Monday, March 3, 2008

terrible day

firstly, it's a monday. secondly, it's the monday after recess week. urgh. well, and I still have to take my medicine. and i was literally tortured through the six full hours of lessons. cos i was so drowsy. esp kctan's class i was really losing it alr. i thought i'd have kinda adapted to the meds well enough to cope with it but no, that wasn't the case. my brain kept shutting down and rebooting itself at very regular intervals. plus, a side effect of the meds is having an upset stomach and i had to rush out of a class cos of that (not like i was really listening but i really was trying to pay attention and listen my brain just kept shutting down). and i felt really nauseous all day too. haiz.

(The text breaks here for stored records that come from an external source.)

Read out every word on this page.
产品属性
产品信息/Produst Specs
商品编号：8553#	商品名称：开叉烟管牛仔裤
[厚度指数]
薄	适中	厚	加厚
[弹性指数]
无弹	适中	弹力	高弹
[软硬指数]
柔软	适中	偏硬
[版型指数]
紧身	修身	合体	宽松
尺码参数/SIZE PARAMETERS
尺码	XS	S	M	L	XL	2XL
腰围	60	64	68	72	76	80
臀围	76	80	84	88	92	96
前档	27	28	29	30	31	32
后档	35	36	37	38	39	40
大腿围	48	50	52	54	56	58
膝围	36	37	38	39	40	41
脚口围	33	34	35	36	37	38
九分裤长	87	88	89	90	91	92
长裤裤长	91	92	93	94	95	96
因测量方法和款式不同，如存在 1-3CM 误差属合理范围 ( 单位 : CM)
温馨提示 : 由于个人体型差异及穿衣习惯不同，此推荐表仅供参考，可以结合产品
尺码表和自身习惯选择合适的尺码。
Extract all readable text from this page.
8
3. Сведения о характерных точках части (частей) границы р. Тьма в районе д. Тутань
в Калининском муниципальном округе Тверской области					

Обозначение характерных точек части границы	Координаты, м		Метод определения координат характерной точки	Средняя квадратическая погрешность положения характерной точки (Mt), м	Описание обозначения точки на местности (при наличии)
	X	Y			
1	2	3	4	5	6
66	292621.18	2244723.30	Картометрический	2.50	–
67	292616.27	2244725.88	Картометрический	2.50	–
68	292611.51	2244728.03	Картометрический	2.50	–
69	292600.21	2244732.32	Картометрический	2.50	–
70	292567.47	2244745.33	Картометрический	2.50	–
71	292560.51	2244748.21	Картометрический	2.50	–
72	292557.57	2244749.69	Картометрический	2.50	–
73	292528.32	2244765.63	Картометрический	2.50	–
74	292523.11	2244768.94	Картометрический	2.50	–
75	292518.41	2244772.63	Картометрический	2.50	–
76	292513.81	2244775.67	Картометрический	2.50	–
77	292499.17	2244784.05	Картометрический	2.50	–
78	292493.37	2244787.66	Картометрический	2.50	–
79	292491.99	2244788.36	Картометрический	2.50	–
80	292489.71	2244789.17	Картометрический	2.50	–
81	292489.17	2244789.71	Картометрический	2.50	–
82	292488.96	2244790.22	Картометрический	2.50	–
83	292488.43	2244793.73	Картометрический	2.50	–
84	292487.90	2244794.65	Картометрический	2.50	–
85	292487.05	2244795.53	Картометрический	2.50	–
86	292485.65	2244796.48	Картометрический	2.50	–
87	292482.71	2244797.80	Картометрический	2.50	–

and when i gt home, i took my meds (the before meal one) before gg to shower. n before i knew it, i was puking into the toilet bowl like there was no tomorrow. hai. i think i threw up the meds. :( i felt nauseous to the point of puking aft dinner too. lucky i havent taken the after meal pills yet.

went downstairs to get some water for the pills, and suddenly felt really nauseous, so i left the pills on the cupboard in the living room. daddy happened to walk pass and he was like: huh! these are the pills u have to take ar?!? 5pills everytime?!?! so much u have to take one time ar??! and i was like: yea! and rushing to the toilet just in time to lock the door and throw up in the toilet bowl. hai.

sorry, these few posts have all been about how horrible i'm feeling. :( it's been a lot of sad posts recently i guess. im sorry. hai. when i feel better, i'll blog more abt happier stuff. and i havent uploaded the pics of the taiwan friends and ah-bu either. and more pics of qianqian.

for now, im too tired. (i fell asleep at the dining table) yixin shld really get some rest tonight i guess.


im sry i had to make tt decision. i dont expect u to understand. i dont want to explain. you, being as eligible as you are, shldnt have probs moving on. it hurt wen u called me a b****. but. i will live with it to keep my sanity. i want to be myself.

yixin is going to rest soon.

thanks chrispy for the get well wish. :) i didnt expect it from u. :) thank you.. really. :) and to the most lurvely ba peeps who had to put up with my sian-ness tdy. sorry y'all.. i'll make it up to u guys one day? promise i'll be higher on wed! (hopefully cos theres a morning dose on wed. :( *crosses my fingers and prays that wed's going to be better*) i love u all!!!! *huggs!!!**muahhs!!!*

1 comment:

Anonymous said...

eh, woah, what do u mean didn't expect huh?

it doesn't mean that we're at loggerheads I couldn't give you a get well soon greeting lor.

Wait till you are fully recovered then we will "fight" again okie?